The anchor of the NC Mountains is much more civilized than its earliest settlers. Asheville is a socially conscientious city lying in the midst of the Appalachian Mountains. Few small cities with this terrain have all the common features of a larger city in terms of transportation (I-26, I-40 and the Asheville Airport, Norfolk Southern Railway), Education (University of North Carolina at Asheville, Brevard, Mars Hill and more) and Culture (The Asheville Symphony, The Biltmore Estate and the annual fall migration of serious leaf hunters!).
Downtown Asheville is eclectic and funky, as you have a very diverse culture that emanates from tourists from all over the world. Street musicians are common as are numerous festivals that bring in thousands of visitors. But what so many love is the excellent climate in the summer. Floridians flock to Asheville by the planeloads from June to September and head out to their summer home getaways.
With the mountains come beautiful vistas, waterfalls, freshwater lakes, camping, fishing, boating, tubing and hiking. If this is of interest to you, then you need to visit before you make a decision on where to spend the rest of your life.

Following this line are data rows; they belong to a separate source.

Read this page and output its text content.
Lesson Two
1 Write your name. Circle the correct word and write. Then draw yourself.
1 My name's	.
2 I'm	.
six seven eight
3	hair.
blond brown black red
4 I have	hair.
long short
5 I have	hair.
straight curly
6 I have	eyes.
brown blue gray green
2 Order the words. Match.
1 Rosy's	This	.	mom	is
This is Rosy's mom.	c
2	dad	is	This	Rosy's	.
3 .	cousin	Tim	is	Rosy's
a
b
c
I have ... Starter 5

Other cities/towns in the North Carolina Mountains are:
Hendersonville/Brevard – for two decades, this has become one of the most desirable locations to retire to as much of the land is gently rolling and while you are not in the city, you have all the comforts you need close by with Asheville a short ride to the north and Greenville a short ride downhill.
Boone/Banner Elk – besides Appalachian State University and good winter skiing, this area is also home to a plethora of mountain communities, with some being rather expensive.